Il progetto è realizzato in collaborazione con il Liceo Scientifico, Musicale e Coreutico G. Marconi di Pesaro.
Il laboratorio parte dalla ricerca di Giulia Roversi e lavora sulla relazione tra corpo, sguardo, immagine e dispositivo. Nel corso delle giornate di lavoro, gli studenti attraversano pratiche di osservazione, movimento, ripresa e composizione, trasformando il processo laboratoriale in materiali fisici e visivi.
La restituzione del 27 giugno presenta al pubblico un esito performativo e multimediale costruito a partire dalle tracce prodotte durante il workshop. Non una semplice dimostrazione finale, ma il momento in cui il lavoro svolto nel laboratorio prende forma pubblica.
Il progetto rende visibile il passaggio dal processo alla composizione: immagini, gesti, materiali e presenze vengono organizzati in una forma condivisa, restituendo il percorso attraversato dagli studenti dentro il festival.
REM26
REM26 è un laboratorio che mette in relazione movimento, percezione e costruzione dell’immagine.
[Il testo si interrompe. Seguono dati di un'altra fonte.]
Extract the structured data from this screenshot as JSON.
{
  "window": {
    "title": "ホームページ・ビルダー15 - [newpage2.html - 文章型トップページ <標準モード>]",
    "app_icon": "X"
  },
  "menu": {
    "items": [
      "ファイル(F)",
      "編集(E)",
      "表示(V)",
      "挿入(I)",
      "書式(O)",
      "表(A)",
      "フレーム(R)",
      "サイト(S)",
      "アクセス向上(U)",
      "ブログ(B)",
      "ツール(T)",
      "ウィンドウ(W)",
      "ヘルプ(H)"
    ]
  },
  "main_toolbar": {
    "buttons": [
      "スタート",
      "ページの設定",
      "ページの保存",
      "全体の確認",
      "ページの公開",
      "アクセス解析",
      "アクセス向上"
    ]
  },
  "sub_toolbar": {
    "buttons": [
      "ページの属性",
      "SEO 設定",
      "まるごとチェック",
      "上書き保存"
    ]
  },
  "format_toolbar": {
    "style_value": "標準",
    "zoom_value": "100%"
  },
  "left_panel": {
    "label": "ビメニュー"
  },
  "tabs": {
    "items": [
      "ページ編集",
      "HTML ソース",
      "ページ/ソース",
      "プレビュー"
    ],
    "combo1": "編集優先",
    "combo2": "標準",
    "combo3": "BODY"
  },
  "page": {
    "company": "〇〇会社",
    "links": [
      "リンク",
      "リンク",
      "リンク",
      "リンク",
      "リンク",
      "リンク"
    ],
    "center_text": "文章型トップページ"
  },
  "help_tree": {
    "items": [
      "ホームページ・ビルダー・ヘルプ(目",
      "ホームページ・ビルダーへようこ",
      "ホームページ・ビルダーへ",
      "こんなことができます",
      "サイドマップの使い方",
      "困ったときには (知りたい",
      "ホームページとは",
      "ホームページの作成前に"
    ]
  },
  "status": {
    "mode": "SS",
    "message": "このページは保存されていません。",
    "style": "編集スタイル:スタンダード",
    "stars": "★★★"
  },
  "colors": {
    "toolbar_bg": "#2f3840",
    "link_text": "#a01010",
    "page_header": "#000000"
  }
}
Il lavoro non separa il corpo dallo sguardo: osservare, muoversi, registrare e comporre diventano parti dello stesso processo.
Durante le giornate di laboratorio, gli studenti lavorano su materiali prodotti dal vivo, attraversando una pratica che tiene insieme presenza fisica, immagine, spazio e dispositivo tecnico.
GIULIA ROVERSI
Giulia Roversi è coreografa, performer e dance filmmaker. La sua ricerca attraversa danza contemporanea, pratiche audiovisive, live cinema e performance immersive, con un’attenzione specifica alla relazione tra corpo, spazio, dispositivo di visione e presenza dello spettatore.
Ha conseguito un MFA in Choreography presso il Trinity Laban Conservatoire of Music and Dance di Londra ed è PhD Researcher presso l’Accademia Albertina di Belle Arti di Torino, nell’ambito di New Media and Critical-Curatorial Practices in Contemporary Creation, con una ricerca dedicata alle performance immersive e alle creazioni di live cinema.
Dal 2017 lavora come coreografa e regista con la muZo Dance Theatre Company, attiva in Italia, Spagna e Regno Unito. Nel 2021 prende parte alla Choreographic Session presso la Boris Eifman Academy di San Pietroburgo. Nel 2024 lavora come coreografa al Cairo, tramite il Centro di Cultura Italiano e in collaborazioneazione con il coreografo Mounir Saeed, e presso il Narodowy Instytut Muzyki i Tańca di Varsavia.
Nel novembre 2024 lavora come dance filmmaker per la coreografa Vânia Gala, documentando la performance Greenhouse, presentata alla Biennale di Venezia nel padiglione del Portogallo. Nel 2025 partecipa al Premio Prospettiva Danza e Teatro ed è selezionata come coreografa presso La Faktoria International Choreographic Centre di Pamplona per il progetto di teatro-danza immersivo Home.